Cheese studies the necklace . Finally he shakes his head.
“It says, ‘I know I can behave.’” She hangs the necklace onto his neck. “And I know you can.”
Cheese has to wear the necklace for an hour. During that time he does not laugh once. Miss Meadow judges her maneuver a success and returns the button to the drawer. Soon Cheese is laughing again. He gets the necklace back.
So it goes for several days. Second graders who wore the button the previous year and who have heard of Cheese's endless giggling ask him in the playground, “Did you get the necklace today?”
One day Miss Meadow has to leave the classroom for a while. When she returns she finds Cheese's hoof waving in the air.
"Yes, Cheese?"
“Miss Meadow,” he says, “I laughed when you were gone.”
And she realizes at last that for Cheese, the button is not a punishment at all, but a badge of honor. From then on she punishes him by keeping the necklace in the drawer.
Necklace or no necklace, Cheese loves school. One day he awakes before anyone else in the house. He gets himself ready. He makes his own breakfast.
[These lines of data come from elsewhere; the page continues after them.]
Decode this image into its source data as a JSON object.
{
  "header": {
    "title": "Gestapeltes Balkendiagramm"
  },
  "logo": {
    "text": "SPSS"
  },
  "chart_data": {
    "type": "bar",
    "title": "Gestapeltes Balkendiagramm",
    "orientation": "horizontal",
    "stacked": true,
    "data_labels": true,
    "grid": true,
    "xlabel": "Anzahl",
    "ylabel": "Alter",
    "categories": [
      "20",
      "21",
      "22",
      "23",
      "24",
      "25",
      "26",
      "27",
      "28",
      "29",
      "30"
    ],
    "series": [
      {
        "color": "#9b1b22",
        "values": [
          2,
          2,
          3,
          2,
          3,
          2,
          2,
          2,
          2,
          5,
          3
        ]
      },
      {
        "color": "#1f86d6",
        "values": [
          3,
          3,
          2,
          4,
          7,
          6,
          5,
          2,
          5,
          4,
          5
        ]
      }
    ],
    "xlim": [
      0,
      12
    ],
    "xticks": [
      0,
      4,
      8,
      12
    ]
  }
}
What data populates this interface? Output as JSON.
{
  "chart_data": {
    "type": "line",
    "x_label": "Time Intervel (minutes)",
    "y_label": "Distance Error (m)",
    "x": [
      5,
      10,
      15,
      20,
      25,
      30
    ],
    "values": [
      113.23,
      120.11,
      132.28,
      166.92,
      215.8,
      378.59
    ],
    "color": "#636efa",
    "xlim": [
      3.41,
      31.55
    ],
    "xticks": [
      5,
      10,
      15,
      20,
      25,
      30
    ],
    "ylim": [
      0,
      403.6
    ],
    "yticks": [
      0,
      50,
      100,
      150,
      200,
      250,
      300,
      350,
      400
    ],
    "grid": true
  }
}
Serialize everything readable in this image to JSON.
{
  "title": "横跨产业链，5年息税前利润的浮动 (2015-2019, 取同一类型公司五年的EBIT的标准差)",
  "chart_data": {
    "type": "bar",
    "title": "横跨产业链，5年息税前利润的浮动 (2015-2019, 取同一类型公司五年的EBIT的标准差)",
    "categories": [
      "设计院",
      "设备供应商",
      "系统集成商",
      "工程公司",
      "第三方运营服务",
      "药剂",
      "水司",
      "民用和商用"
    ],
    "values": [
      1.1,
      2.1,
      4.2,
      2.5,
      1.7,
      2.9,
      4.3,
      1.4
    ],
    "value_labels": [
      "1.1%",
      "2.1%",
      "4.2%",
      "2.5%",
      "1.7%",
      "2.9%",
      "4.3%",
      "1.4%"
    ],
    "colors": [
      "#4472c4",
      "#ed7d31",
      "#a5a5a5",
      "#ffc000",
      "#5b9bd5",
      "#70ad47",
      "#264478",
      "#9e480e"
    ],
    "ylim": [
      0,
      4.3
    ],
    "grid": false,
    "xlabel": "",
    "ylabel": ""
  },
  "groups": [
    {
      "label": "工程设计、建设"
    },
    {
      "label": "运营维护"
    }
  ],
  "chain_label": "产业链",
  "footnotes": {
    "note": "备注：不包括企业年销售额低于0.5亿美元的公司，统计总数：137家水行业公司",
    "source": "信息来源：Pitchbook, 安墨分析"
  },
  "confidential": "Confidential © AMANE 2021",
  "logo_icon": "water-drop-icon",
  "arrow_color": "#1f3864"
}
He brushes his teeth and walks off to school. 'I must be early', he thinks, for he sees no parents or other children along the way.
He is sitting on the front of the school waiting for the door to open when he hears Clunker Four. It stops in front of the school and out pop both his mother and father. Both come running. “Cheese, we’ve been looking all over! You weren't in your bed!"
“I came to school all by myself,” he declares proudly
His parents look at each other, his mother bites her lip. His father picks him up and says, “You’re very big to do that all by yourself. The only problem is, there’s no school today. It’s Saturday.”
When Miss Meadow passes Cheese onto second grade, she writes on the back of his final report card: “Cheese Sandwich sometimes has a problem with self-control, and I wish he were neater, but he is so good natured. That son of yours is one happy colt! And he certainly does love school!”